The invention provides a
mobile robot path planning
algorithm based on single-chain sequential
backtracking Q-learning. According to the
mobile robot path planning
algorithm based on the single-chain sequential
backtracking Q-learning, a two-dimensional environment is expressed by using a grid method, each environment area block corresponds to a discrete location, the state of a
mobile robot at some moment is expressed by an environment location where the
robot is located, the search of each step of the mobile
robot is based on a Q-learning iterative formula of a non-deterministic Markov
decision process, progressively sequential
backtracking is carried out from the Q value of the
tail end of a
single chain, namely the current state, to the Q value of the head end of the
single chain until a target state is reached, the mobile
robot cyclically and repeatedly finds out paths to the target state from an original state, the search of each step is carried out according to the steps, and Q values of states are continuously iterated and optimized until the Q values are converged.

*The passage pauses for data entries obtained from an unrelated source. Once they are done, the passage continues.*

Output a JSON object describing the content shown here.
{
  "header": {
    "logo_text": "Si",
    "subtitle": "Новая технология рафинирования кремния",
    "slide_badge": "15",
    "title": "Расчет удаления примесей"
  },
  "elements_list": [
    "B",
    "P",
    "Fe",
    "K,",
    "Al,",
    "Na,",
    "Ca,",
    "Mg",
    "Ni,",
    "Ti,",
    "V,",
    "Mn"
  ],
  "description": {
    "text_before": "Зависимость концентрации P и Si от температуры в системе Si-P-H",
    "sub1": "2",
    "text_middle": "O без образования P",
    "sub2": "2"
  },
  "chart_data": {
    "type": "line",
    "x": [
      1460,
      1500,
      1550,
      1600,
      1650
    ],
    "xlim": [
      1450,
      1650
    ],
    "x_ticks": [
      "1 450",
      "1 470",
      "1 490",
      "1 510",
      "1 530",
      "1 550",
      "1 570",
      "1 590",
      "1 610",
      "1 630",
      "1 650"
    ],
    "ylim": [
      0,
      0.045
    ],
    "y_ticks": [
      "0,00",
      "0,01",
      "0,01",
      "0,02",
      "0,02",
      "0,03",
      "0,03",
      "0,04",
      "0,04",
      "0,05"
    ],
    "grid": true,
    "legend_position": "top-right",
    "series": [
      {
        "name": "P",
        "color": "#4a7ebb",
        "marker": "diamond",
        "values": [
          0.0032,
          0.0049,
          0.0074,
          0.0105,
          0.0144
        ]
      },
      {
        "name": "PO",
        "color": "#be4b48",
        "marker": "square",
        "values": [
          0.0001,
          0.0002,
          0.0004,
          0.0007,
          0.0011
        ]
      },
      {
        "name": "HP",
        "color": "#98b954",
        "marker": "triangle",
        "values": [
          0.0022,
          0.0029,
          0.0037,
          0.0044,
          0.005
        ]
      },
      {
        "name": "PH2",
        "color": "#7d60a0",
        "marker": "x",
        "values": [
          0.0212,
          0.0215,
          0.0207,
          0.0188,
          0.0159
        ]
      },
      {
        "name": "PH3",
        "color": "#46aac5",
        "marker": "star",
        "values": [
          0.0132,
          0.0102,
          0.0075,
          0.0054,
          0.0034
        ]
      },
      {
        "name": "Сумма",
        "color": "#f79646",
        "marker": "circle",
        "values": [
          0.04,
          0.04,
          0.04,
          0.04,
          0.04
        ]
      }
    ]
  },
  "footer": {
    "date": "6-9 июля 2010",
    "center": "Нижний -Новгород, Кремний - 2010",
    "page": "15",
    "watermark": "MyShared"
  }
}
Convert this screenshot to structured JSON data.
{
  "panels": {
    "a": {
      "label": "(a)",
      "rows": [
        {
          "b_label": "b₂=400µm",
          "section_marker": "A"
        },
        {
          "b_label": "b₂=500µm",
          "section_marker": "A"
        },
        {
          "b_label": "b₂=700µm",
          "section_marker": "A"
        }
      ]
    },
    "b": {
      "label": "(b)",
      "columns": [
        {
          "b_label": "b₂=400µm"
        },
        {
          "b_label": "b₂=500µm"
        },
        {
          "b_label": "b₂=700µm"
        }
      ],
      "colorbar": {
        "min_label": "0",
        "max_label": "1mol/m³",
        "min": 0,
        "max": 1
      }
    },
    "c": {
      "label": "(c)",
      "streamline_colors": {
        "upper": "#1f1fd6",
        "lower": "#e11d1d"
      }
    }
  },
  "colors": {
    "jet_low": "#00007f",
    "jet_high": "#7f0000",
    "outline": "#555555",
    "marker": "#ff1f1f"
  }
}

The mobile
robot path planning
algorithm based on the single-chain sequential backtracking Q-learning has the advantages that the number of steps required for optimal path searching is far less than that of a classic Q-learning algorithm and a Q(
lambda) algorithm, the learning time is shorter, and the learning efficiency is higher; and particularly for large environments, the mobile
robot path planning algorithm based on the single-chain sequential backtracking Q-learning has more obvious advantages.